Irreversibility in the universe as a whole is most likely a property for the universe's view of each particular observer only. Information does not disappear on a fundamental level, but moves to less and less accessible degrees of freedom - either at very short distance (responsible for the fact that locally, it can be described well by hydromechanics) or at very large distance from the observer (receding beyond its light cone). 

Thus all theoretical and experimental facts known are consistent with the view of a conservative dynamics of the universe as a whole.

added Nov.1:

Note that collapse and the irreversibility associated with it is not part of the rules of quantum mechanics itself but only of its interpretation in terms of measurements. It is not needed to model or explain the dynamics of a quantum system. Collapse solely happens upon measurement - since measurement is done by an observer roughly localized in space It is this localization that,through scattering to far away places, results in a loss of both information and energy.

But the universe as a whole cannot lose anything through scattering, since it is a closed system. (Indeed, it is the only closed system containing us.)

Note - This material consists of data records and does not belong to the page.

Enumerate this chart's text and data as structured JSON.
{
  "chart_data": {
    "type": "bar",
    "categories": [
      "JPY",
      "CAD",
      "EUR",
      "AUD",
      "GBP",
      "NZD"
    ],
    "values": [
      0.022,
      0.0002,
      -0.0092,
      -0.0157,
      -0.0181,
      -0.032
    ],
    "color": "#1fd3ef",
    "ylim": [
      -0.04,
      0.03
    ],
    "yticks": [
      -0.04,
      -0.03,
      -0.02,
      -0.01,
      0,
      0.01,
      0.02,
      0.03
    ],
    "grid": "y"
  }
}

answered Oct 31, 2015 by Arnold Neumaier (15,787 points) [ revision history ]
edited Nov 1, 2015 by Arnold Neumaier

@ArnoldNeumaier re "Quantum physics is not irreversible in principle." - Thanks, this assumption does answer the question (I am unable to upvote your answer at the moment, probably because I joined recently and don't have enough karma). If information does not disappear at a fundamental level, then there is no need to ask where the energy to erase information comes from.

However, I question your assumption. My understanding is that 1) collapse erases information, and 2) this is actually the consensus view at the moment. Please correct me if I am wrong. We can't rule out existing collapse-less interpretations of quantum physics, and I guess new collapse-less interpretations will emerge, but my understanding is that the current majority view of quantum physics includes collapse and fundamental irreversibility.

By the way, this wasn't the question about fundamental randomness that we anticipated in the other thread. I will formulate that question today.

@GiulioPrisco: I augmented my answer to meet your objections.

@ArnoldNeumaier, thanks for the update. Re "collapse and the irreversibility associated with it is not part of the rules of quantum mechanics itself but only of its interpretation in terms of measurements."

But it is, because you need it to predict experimental results. If, according to the equations of quantum physics, a spin can be up with probability a and down with probability 1-a, you will measure it up or down with frequencies a and 1-a. That is a fact.

Yes, collapse seems an ad-hoc trick, "something else" that must be added to the "real" rules of quantum physics to make sense of observations, but quantum physics doesn't seem to work without collapse.

"Regarding Ψ as describing the 'reality' of the world, we have none of this indeterminism that is supposed to be a feature inherent in quantum theory'-so long as Ψ is governed by the deterministic Schrodinger evolution. Let us call this the evolution process U. However, whenever we 'make a measurement', magnifying quantum effects to the classical level, we change the rules. Now we do not use U, but instead adopt the completely different procedure, which I refer to as R, of forming the squared moduli of quantum amplitudes to obtain classical probabilities! It is the procedure R, and only R, that introduces uncertainties and probabilities into quantum theory. The deterministic process U seems to be the part of quantum theory of main concern to working physicists; yet philosophers are more intrigued by the non-deterministic state-vector reduction R (or, as it is sometimes graphically described: collapse of the wave/unction)."